Замерзание моря в Антарктике — всегда захватывающее зрелище, но, пожалуй, нигде мы не увидели бы его в такой полноте, как на мысе Адэр в бурную осень 1911 года. Как только мороз крепчает, на поверхности воды при первой же благоприятной возможности появляются кристаллы льда, которые вскоре образуют ледяное сало. Сначала этот процесс происходит медленно, любой мало-мальски сильный ветер отгоняет сало, но чем ниже опускается ртуть на градуснике, тем быстрее оно формируется, и в конце концов даже после самого свирепого шторма море остается открытым не больше нескольких минут.
Только наблюдая эту картину и своими глазами видя, как быстро лед усмиряет и даже убивает прибой, проникаешься сознанием всесилия мороза.
Девятнадцатого апреля бушевавший несколько часов шторм отогнал лед, сковавший залив в последние дни. Проснувшись на следующее утро, мы услышали, как сильные порывы ветра то и дело сотрясают хижину. Залив превратился в котел бурлящей белой воды, близ берега верхушки волн разбивались о подошву припая и мириадами брызг разлетались в стороны. Смельчака, подходившего к берегу на расстояние нескольких ярдов, они окатывали с головы до пят и замерзали на нем. Судя по морозному воздуху и быстроте, с какой у подошвы припая брызги превращались в ледяные гирлянды, мы решили, что температура очень низкая, но прошло совсем немного времени — и мы получили зримые доказательства этого. Полюбовавшись заливом, посмотрев на прибой чуть дальше к югу, мы пошли завтракать, а когда после еды отважились выйти снова, нашим глазам предстала совсем иная картина. Белых гребешков как не бывало, только кое-где у самой подошвы припая изредка вскипала белая пена да остатки прибоя тяжело дышали под покровом ледяных кристаллов и вздымали его.

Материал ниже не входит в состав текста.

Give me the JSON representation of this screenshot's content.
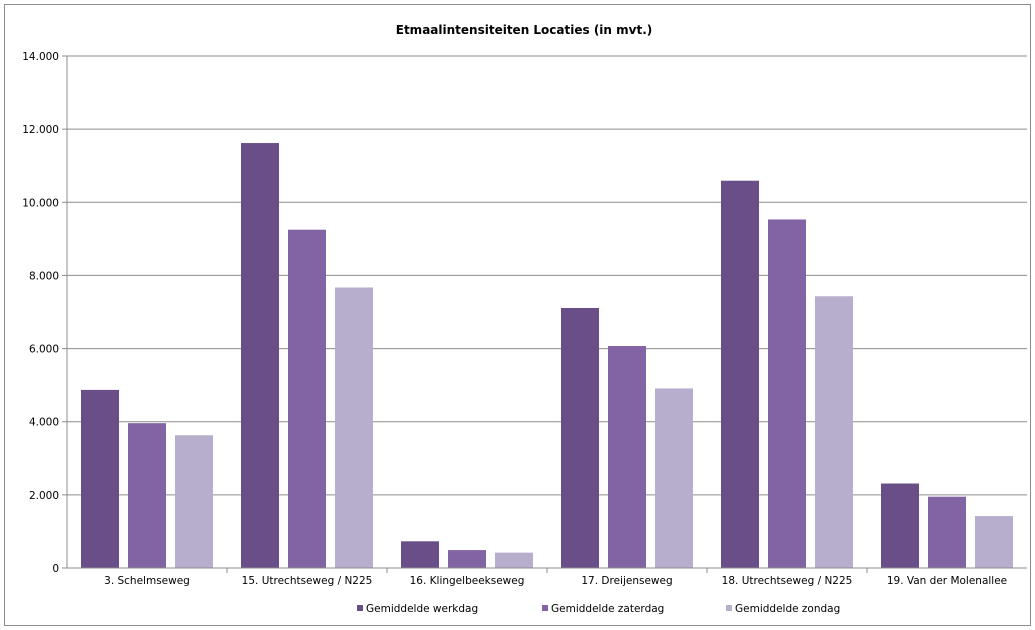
{
  "chart_data": {
    "type": "bar",
    "title": "Etmaalintensiteiten Locaties (in mvt.)",
    "xlabel": "",
    "ylabel": "",
    "ylim": [
      0,
      14000
    ],
    "yticks": [
      0,
      2000,
      4000,
      6000,
      8000,
      10000,
      12000,
      14000
    ],
    "ytick_labels": [
      "0",
      "2.000",
      "4.000",
      "6.000",
      "8.000",
      "10.000",
      "12.000",
      "14.000"
    ],
    "grid": true,
    "legend_position": "bottom",
    "categories": [
      "3. Schelmseweg",
      "15. Utrechtseweg / N225",
      "16. Klingelbeekseweg",
      "17. Dreijenseweg",
      "18. Utrechtseweg / N225",
      "19. Van der Molenallee"
    ],
    "series": [
      {
        "name": "Gemiddelde werkdag",
        "color": "#6a4e87",
        "values": [
          4870,
          11620,
          730,
          7110,
          10590,
          2310
        ]
      },
      {
        "name": "Gemiddelde zaterdag",
        "color": "#8263a3",
        "values": [
          3960,
          9250,
          490,
          6070,
          9530,
          1950
        ]
      },
      {
        "name": "Gemiddelde zondag",
        "color": "#b7aecd",
        "values": [
          3630,
          7670,
          420,
          4910,
          7430,
          1420
        ]
      }
    ]
  }
}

Замерзание моря. Блинчатый лед
Нагромождение льда на припае
Со смотровой точки на склонах мыса, с высоты нескольких сот футов над уровнем моря, залив под косыми лучами солнца выглядел точь-в-точь как пашня, запущенная после многолетней обработки под пастбище, с той разницей, что неподвижные на поле борозды ожили и непрестанно двигались на север.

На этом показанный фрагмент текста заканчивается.